Wicked problems, evolution, monitoring and project formulation

Developing project strategies and formulating projects and programmes require specialist skills and knowledge.

Developing project strategies and formulating projects and programmes that make a real and lasting different on the ground takes specialist skills and knowledge. One of the reasons is that the challenges to creating markets for sustainable energy are truly wicked!

No – we’re not making a moral judgement, but using a term from the social sciences. As Wikipedia succinctly puts it a wicked problem

“… is a phrase originally used in social planning to describe a problem that is difficult or impossible to solve because of incomplete, contradictory, and changing requirements that are often difficult to recognize. Moreover, because of complex interdependencies, the effort to solve one aspect of a wicked problem may reveal or create other problems. “

So, how does one design a project that works under these conditions?

Owen Barder, in a recent online presentation, made a powerful argument to consider the priority of monitoring and evaluation over intentional design in development programmes. His central argument is that all complex problems (i.e., development challenges that matter) are solved by evolution and not by design. Thus, variation and selection and feedback loops are the key to success.
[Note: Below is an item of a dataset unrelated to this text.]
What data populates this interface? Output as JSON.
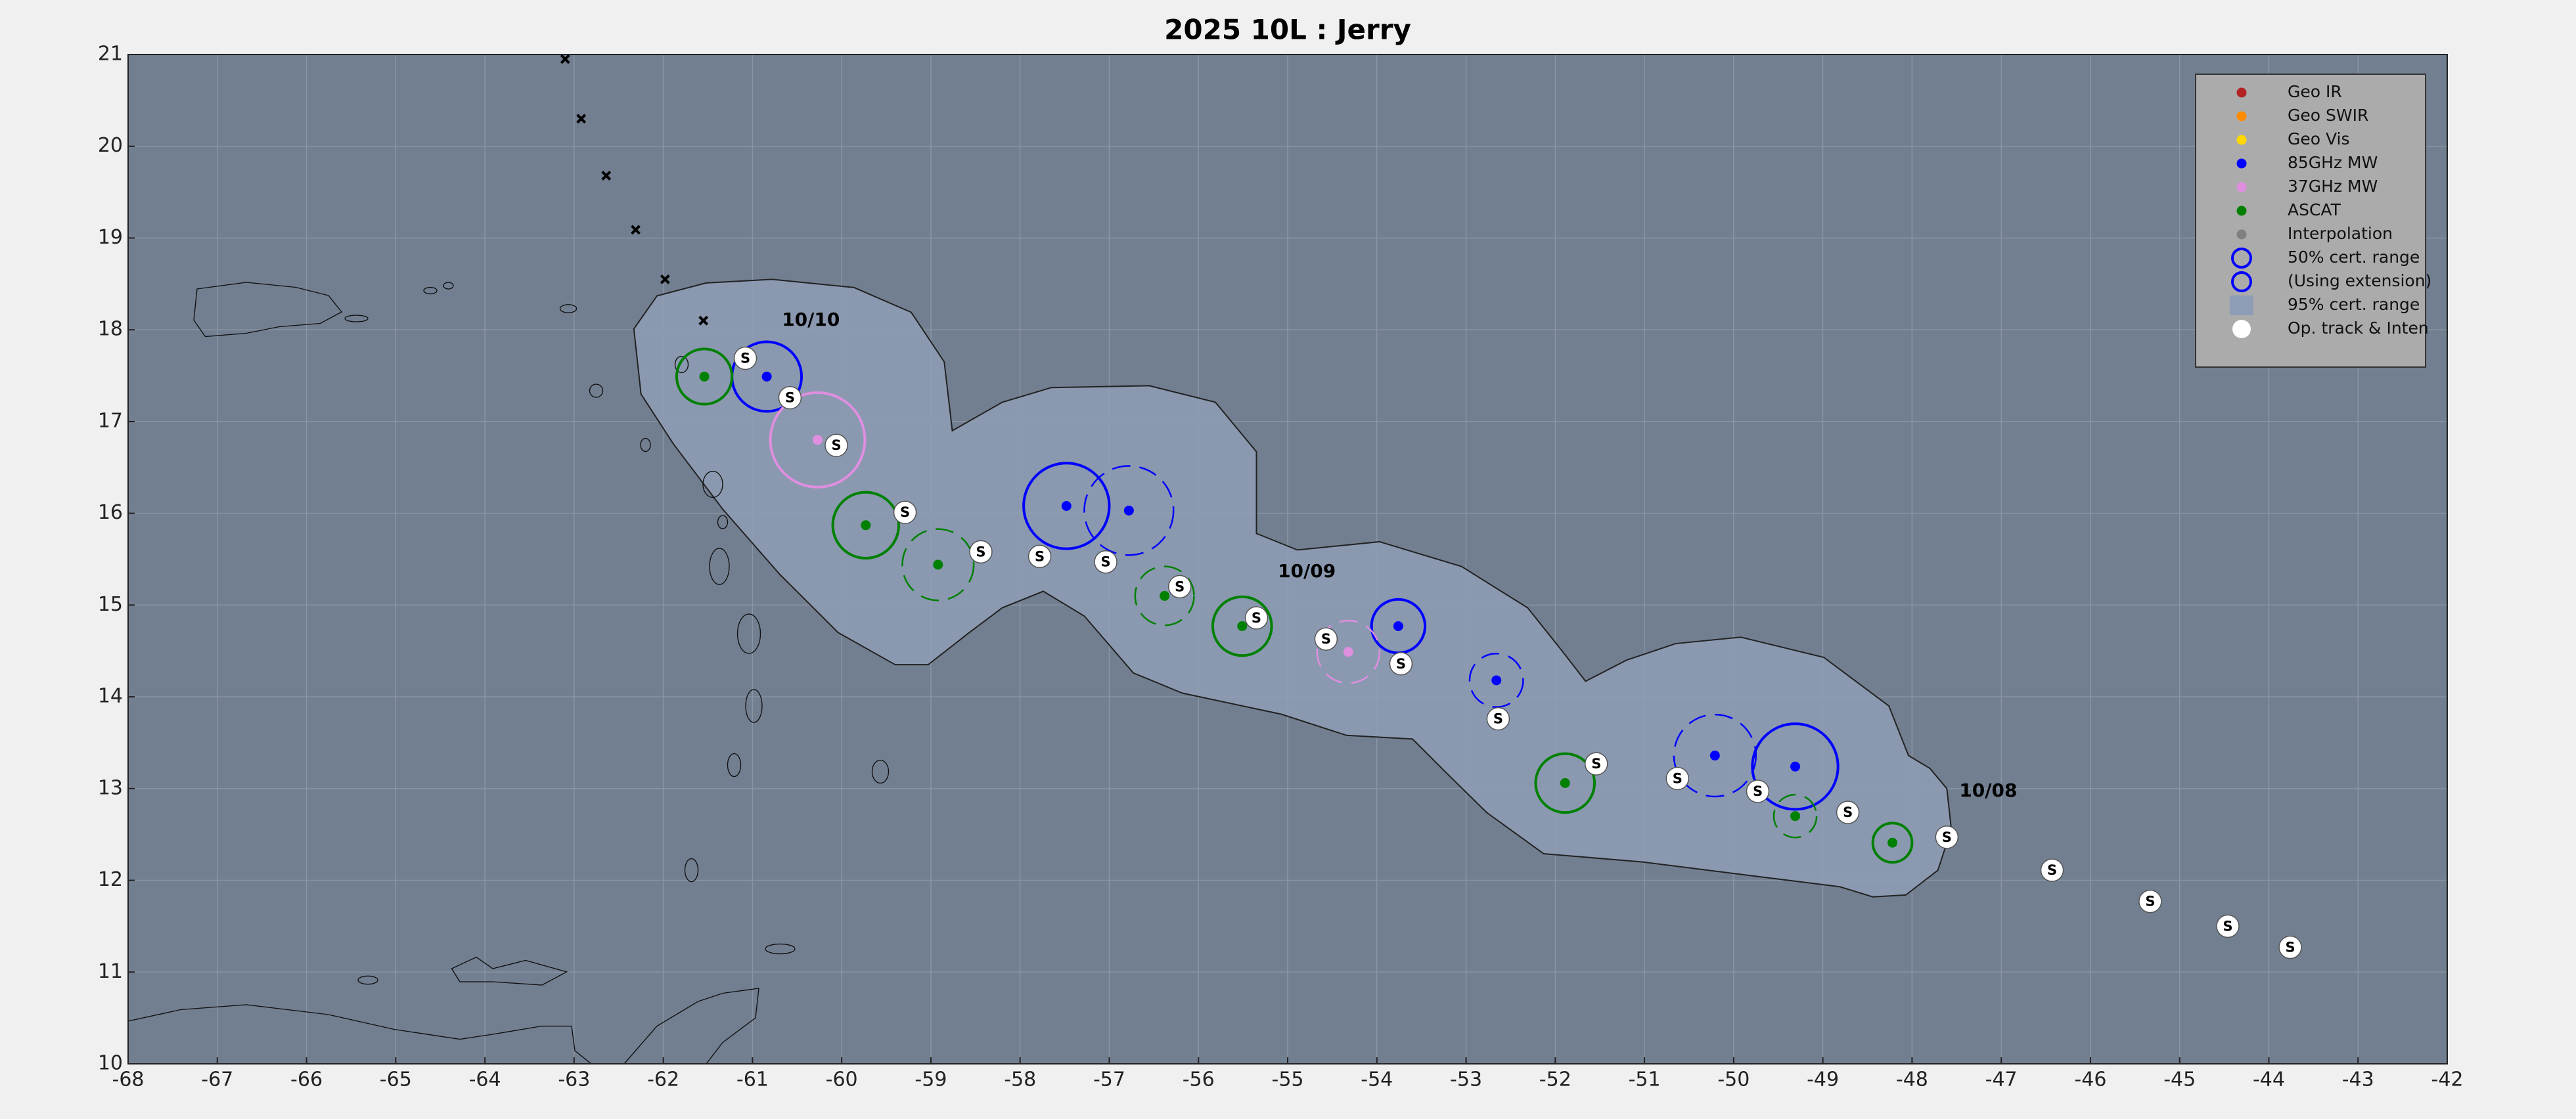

While we do fully agree that feedback loops are a key to success, that we certainly must learn from experience, and that we frequently need to experiment and learn from what doesn’t work as well as what does, we’re not completely convinced by the suggestion that random evolution and variation is a good and efficient way to learn when it comes to real-world wicked problems.

We have two concerns: one is that we don’t really have the luxury to experiment, since failed experiments may really mean something to living human beings, often living in the context of extreme poverty! The second concern is that evolution is in fact a REALLY inefficient way of innovating. When random variations are quick to produce and cheap to deliver (such as a computer neural network, or a nozzle for making detergent) then natural selection may be a workable approach. But most great products (and projects) are the result of careful, intentional design. There will certainly be evolution in the design process (poor products will be withdrawn or improved, poor projects will fail and be forgotten, and YES, we must have systems in place to learn from project experiences), but the main innovations come from intelligent design mixed with a bit of trial and error. Surely the optimum is good design building on lessons learnt from experience, not blind evolution!

For us, this means that the intentional design of feedback loops (high quality monitoring and evaluation – M&E, and adaptive management) is a critical factor for success! M&E isn’t just an optional extra in project strategy development, but a crucial ingredient for a successful project.